Warning: redirecting to an existing file deletes the contents without notice

stdin, stdout and stderr correspond to Unix file descriptors, which are indexes into the per-process file-descriptor table. The file-descriptor indexes are 0, 1 and 2 respectively.

You can also append to a file with the >> operator.

You can redirect stderr with 2> (2 being the file descriptor index for stderr). More likely, you will want to combine stderr and stdout: 2>&1.

Always redirect stdout before stderr; see Shotts. If you redirect stderr to stdout (with 2>&1) and later redirect stdout, then stderr will not follow.

You can also redirect either stdout or stderr to /dev/null.


Redirection

Let's start with some handy commands for use with redirection:

Mostly these get used in:

Pipelines

These are where the stdout of the first command becomes stdin of the second:

    ls -l /usr/bin | less

    ls -l /usr/bin | grep -i virtual    (-i is for case-insensitive matching; Shott's example is grep zip).

    ls /bin /usr/bin | sort | less

    man bash | wc -l

    ls -l /usr/bin | wc -l    (compare ls | wc -l)

A pipeline like cmd1 | cmd2 is a bit like

    cmd1 > temp

    cmd2 < temp

except that no temporary file is created.

fork() and exec()

Here's how Unix implements redirection. It has tremendously influenced the syscall interface for new-process creation. Windows, for example, has CreateProcess(); Unix has no such thing.

1. The shell reads a command, say foo <file1 >file2. It parses the line, so it knows that stdin is to come from file1 and stdout is to go to file2

2. The shell calls fork(), which creates a new process. But it's stll running the shell! The parent shell now just calls wait(). The new process has its own virtual-memory space, and process-scheduler entry

3. The child shell opens file1 for reading. It gets file descriptor number 3. It also opens file2 for writing. This gets file descriptor number 4.

4. The child shell closes stdin, and then calls dup(3), which duplicates file descriptor 3 to the lowest available file descriptor, which at this point is 0, or stdin. So now stdin will come from file1. Newer Unix systems call dup(3,0), which makes it clearer that FD 3 is being duplicated to FD 0.

5. Similarly, the child shell closes stdout and calls dup(4) (or dup(4,1)). The stdout file descriptor, 1, now refers to file2.

6. File descriptors 3 and 4 are closed; they are no longer needed.

7. Finally, the child shell calls exec("foo") (or perhaps looks up the full path name for command foo in PATH). Exec uses the same process virtual memory, but maps in a different executable file to run. But the file descriptors are unchanged. So when foo starts to run, its stdin has already been connected to file1 and its stdout to file2.

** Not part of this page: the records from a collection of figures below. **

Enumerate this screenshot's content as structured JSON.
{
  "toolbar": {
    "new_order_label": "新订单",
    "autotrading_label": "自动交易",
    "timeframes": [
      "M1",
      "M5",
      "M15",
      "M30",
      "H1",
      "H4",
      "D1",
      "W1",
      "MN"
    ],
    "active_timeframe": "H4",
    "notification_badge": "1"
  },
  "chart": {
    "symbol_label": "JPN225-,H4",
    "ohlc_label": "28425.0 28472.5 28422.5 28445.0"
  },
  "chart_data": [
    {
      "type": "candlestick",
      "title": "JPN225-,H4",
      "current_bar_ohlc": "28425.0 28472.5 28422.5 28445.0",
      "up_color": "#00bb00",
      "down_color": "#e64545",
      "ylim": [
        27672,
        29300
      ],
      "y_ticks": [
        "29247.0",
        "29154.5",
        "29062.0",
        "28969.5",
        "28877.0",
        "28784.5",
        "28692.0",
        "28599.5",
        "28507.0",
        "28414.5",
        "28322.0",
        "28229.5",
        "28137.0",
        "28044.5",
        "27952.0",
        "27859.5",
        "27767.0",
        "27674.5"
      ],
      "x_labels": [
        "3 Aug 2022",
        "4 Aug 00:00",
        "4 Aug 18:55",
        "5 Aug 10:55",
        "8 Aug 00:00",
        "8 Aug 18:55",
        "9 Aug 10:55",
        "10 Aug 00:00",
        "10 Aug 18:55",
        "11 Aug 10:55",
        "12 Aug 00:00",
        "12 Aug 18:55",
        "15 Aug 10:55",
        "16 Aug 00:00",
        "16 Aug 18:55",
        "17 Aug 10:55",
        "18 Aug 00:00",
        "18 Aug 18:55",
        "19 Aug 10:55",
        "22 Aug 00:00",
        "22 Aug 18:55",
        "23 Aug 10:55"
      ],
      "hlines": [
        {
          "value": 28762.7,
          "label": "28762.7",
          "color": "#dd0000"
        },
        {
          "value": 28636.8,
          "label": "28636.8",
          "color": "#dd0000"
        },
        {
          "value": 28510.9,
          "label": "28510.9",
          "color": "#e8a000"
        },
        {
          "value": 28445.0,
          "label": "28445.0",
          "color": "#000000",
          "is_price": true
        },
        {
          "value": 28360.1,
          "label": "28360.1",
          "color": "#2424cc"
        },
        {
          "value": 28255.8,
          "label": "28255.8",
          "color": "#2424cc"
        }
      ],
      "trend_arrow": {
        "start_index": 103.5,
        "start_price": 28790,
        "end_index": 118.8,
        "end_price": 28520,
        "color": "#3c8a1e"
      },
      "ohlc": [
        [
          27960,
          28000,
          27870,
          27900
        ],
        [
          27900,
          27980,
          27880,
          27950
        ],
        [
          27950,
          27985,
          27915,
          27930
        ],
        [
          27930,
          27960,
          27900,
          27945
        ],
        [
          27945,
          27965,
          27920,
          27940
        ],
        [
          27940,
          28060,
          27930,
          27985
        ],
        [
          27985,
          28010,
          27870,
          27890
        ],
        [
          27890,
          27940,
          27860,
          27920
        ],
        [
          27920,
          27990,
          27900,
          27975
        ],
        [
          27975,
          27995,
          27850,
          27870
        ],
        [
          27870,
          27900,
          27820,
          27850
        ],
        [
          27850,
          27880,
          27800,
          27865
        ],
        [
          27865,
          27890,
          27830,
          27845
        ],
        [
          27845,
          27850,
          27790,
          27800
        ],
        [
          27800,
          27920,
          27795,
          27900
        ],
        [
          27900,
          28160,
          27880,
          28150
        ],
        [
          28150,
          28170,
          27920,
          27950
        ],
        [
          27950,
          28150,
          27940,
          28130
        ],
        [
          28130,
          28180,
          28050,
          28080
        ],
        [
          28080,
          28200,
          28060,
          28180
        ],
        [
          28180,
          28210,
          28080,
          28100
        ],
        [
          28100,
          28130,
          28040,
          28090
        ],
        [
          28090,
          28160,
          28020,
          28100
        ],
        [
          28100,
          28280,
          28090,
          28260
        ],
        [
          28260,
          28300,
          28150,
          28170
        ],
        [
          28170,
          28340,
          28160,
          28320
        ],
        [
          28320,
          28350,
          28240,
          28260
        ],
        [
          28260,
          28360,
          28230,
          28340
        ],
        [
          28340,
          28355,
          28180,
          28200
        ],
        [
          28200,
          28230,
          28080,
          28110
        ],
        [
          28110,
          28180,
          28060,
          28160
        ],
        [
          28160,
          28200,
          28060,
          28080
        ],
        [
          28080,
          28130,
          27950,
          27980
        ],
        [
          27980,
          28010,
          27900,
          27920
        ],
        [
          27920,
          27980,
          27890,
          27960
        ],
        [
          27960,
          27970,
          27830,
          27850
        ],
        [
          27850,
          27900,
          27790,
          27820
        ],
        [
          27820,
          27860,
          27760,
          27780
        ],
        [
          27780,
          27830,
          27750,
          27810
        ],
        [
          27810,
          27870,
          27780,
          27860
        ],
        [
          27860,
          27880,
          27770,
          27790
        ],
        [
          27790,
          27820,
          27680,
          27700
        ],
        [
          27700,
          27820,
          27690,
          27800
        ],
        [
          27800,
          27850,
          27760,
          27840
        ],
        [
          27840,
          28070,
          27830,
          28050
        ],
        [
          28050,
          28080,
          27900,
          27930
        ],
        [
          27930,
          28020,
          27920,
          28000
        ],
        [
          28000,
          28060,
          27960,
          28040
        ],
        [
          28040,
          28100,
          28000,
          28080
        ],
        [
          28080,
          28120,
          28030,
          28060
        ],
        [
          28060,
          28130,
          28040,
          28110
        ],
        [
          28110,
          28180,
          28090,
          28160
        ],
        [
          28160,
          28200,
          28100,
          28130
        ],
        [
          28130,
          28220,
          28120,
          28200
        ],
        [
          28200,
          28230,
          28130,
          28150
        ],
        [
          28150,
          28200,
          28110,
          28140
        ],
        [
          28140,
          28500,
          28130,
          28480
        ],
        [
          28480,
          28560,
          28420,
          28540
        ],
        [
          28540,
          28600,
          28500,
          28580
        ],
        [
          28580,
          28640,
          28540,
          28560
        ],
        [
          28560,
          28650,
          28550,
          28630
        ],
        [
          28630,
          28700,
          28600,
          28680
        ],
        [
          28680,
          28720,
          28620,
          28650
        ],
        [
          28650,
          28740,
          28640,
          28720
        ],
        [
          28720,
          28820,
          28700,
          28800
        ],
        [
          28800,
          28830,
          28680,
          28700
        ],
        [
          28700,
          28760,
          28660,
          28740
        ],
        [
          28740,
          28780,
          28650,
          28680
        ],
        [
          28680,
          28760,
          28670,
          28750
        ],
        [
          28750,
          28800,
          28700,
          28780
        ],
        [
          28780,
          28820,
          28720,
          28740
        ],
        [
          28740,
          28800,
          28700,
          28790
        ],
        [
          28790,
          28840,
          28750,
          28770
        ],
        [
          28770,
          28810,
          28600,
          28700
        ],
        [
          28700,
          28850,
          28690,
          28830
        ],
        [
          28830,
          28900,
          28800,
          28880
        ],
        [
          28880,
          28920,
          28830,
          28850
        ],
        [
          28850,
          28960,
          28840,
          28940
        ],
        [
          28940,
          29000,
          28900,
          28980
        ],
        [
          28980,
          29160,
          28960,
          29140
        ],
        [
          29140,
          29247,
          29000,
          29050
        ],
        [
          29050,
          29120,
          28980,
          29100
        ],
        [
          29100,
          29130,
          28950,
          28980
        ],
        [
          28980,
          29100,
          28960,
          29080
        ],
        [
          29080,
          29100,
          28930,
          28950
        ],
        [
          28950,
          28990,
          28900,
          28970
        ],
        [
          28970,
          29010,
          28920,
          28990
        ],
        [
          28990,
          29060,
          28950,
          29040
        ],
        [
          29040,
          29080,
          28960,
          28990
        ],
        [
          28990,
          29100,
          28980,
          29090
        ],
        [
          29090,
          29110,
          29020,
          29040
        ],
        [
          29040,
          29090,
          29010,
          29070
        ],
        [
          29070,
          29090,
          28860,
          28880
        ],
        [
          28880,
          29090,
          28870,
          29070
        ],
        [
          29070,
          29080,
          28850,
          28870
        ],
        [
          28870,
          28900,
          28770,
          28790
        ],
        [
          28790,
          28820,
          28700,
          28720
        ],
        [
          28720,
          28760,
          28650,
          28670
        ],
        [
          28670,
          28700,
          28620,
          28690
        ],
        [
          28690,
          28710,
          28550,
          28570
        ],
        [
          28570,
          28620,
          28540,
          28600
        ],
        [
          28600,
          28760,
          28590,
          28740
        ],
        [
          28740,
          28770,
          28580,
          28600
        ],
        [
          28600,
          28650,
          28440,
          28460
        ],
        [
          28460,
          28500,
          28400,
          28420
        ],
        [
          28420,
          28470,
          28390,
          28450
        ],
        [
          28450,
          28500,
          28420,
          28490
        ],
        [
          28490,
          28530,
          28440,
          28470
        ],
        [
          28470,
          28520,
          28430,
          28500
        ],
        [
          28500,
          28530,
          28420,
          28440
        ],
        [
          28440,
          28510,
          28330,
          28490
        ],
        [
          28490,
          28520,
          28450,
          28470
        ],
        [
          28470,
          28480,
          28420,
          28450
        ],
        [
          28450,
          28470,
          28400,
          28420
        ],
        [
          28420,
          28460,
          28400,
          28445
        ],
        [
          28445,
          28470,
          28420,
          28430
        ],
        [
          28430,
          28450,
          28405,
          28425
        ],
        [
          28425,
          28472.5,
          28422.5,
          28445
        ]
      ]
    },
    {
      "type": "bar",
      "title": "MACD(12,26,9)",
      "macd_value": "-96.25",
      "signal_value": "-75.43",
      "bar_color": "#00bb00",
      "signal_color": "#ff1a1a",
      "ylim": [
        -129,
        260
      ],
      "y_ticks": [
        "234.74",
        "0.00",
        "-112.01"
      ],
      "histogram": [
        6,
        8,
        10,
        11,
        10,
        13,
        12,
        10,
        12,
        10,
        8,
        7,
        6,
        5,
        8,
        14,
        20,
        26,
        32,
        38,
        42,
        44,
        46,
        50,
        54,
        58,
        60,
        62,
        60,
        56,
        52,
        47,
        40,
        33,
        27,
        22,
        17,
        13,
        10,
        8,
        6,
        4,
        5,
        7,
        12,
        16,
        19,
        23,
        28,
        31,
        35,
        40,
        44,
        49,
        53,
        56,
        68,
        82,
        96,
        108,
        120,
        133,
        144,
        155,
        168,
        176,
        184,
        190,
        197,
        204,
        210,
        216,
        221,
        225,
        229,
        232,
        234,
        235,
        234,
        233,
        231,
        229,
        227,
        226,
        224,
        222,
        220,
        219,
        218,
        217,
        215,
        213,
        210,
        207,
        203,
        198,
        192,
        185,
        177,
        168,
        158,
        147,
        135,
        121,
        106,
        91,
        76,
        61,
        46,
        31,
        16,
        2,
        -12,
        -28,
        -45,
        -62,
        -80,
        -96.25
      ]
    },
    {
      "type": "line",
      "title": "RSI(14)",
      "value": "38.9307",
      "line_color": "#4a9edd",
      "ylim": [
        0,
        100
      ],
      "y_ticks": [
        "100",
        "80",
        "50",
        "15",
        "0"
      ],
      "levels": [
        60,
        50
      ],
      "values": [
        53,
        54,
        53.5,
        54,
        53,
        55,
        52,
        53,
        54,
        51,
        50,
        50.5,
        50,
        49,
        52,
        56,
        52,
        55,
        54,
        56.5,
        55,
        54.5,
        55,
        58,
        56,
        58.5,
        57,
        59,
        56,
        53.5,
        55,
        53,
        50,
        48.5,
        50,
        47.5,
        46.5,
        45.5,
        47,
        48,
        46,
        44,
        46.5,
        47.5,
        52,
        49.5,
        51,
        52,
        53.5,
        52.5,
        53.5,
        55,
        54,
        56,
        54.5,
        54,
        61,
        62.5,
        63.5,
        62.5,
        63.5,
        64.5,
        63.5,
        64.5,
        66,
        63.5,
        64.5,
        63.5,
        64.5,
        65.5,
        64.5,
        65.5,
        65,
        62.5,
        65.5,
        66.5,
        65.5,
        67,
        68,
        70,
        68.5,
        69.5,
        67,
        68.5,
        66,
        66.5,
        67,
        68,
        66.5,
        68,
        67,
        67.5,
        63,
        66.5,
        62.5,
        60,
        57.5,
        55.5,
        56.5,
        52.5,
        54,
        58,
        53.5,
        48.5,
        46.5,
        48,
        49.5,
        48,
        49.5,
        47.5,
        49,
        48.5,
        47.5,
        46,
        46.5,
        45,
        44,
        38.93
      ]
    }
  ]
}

The fork/exec model is used exclusively in Unix systems to start new processes. It contains a significant inefficiency: when we fork the shell, we create a copy of the entire shell program in the new process, only to use almost none of it before we call exec soon after, wiping out the newly made copy. This is indeed an issue, but one we just live with. Most of the overhead can be eliminated by using virtual memory tricks.

The way that virtual memory works is that physical memory is divided into 4K-sized chunks. These are then mapped in hardware to virtual addresses. The executable code deals only with virtual addresses. Translation from virtual to physical addresses is done on every memory fetch and memory write.

The executable /bin/bash is mapped into memory, and we just copy this virtual-memory map. The executable code doesn't get written to, so this is safe. As for the data segment f /bin/bash (and its stack segment), those get copied as virtual--memory blocks too, but with the copy-on-write flag set. So if the child shell modifies a block of data virtual memory, that memory block is reallocated and copied. Now the child shell has its own copy, and can modify it freely.